Today Among Our Special Elite Media Snowflakes
Tim Carney has truly out – Friedersdorfed Friedersdorf:
Tired: “College students need to stop worrying about microaggressions and suck it up and recognize they need to be afflicted, and pundits for major publications are SPECIAL SNOWFLAKES who need SAFE SPACES away from the social media criticism anyone with a comparable platform has to deal with.”
Wired: “Critical tweets are the equivalent of violent physical assault. Also, campus activists need to stop their oversensitive PC whining.”
How can anybody possibly argue this without their brain fleeing in horror: “Critical tweets will stop lots of people from taking highly compensated barely-work sinecures.”
Really, the New York Times three should just go home; they’re never going to top this level of bad faith and lack of self-awareness. As Roy goes on to say, “by viciously assaulting Bret Stephens et alia with sarcasm and hyperbole, the left is allegedly scaring conservatives away from writing. Like if you’re not guaranteed big-money gigs without criticism you’ve been repressed.” That this argument, ridiculous on its face, is being offered in defense of people who have written the same dumb column about the trivial subject of how campus activists NEED TO GET OUT OF THEIR BUBBLES again and again and again is [chef’s kiss.]

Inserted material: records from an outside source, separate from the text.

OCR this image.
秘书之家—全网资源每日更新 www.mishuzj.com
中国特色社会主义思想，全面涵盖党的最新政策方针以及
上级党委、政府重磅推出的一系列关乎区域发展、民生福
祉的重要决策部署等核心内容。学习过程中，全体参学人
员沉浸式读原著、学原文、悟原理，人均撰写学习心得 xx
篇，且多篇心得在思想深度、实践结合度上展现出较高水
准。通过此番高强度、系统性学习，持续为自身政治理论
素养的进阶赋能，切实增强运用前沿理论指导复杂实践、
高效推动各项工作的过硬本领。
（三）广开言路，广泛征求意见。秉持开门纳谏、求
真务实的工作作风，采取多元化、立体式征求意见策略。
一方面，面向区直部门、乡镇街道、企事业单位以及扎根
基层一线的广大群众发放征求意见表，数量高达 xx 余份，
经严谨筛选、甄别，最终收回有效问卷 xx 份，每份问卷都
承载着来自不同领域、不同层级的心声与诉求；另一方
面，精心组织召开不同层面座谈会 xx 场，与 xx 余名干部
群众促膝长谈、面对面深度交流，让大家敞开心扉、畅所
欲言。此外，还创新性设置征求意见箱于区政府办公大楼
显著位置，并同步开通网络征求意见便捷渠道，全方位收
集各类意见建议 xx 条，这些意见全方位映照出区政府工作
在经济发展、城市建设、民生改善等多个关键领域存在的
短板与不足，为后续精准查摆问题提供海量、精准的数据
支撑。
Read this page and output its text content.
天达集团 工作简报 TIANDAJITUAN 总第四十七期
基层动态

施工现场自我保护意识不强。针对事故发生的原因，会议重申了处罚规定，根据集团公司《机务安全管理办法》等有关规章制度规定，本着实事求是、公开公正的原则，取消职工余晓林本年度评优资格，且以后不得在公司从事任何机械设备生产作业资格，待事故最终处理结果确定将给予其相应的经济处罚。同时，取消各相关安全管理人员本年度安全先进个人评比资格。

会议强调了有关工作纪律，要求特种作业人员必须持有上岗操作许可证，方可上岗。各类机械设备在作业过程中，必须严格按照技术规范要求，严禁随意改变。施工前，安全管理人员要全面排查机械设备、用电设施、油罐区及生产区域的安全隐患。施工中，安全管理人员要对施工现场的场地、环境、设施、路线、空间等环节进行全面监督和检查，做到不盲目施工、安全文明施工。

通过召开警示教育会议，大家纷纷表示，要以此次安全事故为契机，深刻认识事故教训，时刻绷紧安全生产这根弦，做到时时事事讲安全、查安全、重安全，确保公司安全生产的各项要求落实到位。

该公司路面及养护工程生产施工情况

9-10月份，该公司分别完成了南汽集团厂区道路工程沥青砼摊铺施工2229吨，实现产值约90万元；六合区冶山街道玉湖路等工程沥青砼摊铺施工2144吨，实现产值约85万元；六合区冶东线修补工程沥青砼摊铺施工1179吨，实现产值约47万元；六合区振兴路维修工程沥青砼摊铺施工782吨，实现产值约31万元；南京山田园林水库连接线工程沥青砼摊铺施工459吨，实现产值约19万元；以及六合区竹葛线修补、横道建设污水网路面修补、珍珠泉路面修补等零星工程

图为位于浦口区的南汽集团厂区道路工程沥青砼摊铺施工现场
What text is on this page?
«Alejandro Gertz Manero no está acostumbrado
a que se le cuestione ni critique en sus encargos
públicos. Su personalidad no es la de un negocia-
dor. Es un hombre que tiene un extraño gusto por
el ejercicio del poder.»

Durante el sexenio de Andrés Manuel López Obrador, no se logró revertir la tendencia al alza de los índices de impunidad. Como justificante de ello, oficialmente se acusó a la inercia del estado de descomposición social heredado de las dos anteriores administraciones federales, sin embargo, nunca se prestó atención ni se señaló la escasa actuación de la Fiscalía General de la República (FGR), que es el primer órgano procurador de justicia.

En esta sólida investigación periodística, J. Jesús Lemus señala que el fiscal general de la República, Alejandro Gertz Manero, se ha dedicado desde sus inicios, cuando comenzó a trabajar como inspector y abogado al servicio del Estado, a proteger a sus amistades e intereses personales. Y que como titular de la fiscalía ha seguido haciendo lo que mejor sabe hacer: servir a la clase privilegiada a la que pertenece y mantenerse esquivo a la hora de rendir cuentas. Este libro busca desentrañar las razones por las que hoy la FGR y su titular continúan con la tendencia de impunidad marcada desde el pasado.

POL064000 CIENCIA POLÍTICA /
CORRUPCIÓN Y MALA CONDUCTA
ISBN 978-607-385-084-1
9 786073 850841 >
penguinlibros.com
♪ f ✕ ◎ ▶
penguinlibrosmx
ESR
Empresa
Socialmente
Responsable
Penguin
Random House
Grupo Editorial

Speaking of which, let’s check on Bari Weiss, America’s foremost advocate of free, open discourse:
Toward the end of the segment, Weiss said she worried that the left’s haste to take offense would hinder free speech for everyone.
“If you’re someone who wants to get into the public square and wants to say something provocative, you are not going to do that, you’re going to hesitate if there’s a mob awaiting you.”
Ah yes, the Stephens special: “our role as journalists is to afflict and provoke, and also to whine profusely when people react with eminent predictability to being provoked.” Look, if you think your job is to troll people, if you don’t like how people react when they’re trolled then find another line of work. Few things are less worthy of respect than people who can dish it out but can’t take it.
It gets better. You know, when I said earlier that Weiss couldn’t top Carney’s bad faith I was probably wrong:
Weiss did not mention that in February, a few days before she tweeted about the figure skater, she had asked another writer to publicly apologize for a tweet that contained the word “f—.”
After freelance writer Erin Biba cursed on Twitter, Weiss wrote to several magazines that had published Biba’s articles: “What kind of social media etiquette do @BBCScienceNews, @Newsweek, @sciam expect from their freelancers?”
Bari Weiss: “Unkind tweets in the @s of elite columnists have a chilling effect on the discourse.” Also Bari Weiss: “I will tattle on freelancers implying that their employers should sanction or fire them for cursing on Twitter.” (And note as well that the target of the curse wasn’t even another person but Harper‘s magazine, which I’m sure was very wounded.) Apparently Weiss’s history of trying to get professors fired for their political views wasn’t just youthful campus hi-jinx but remains her current practice! I’m guessing none of this will come up during the next fawning Bill Maher interview Weiss gives to demonstrate how she’s being silenced by the PC police.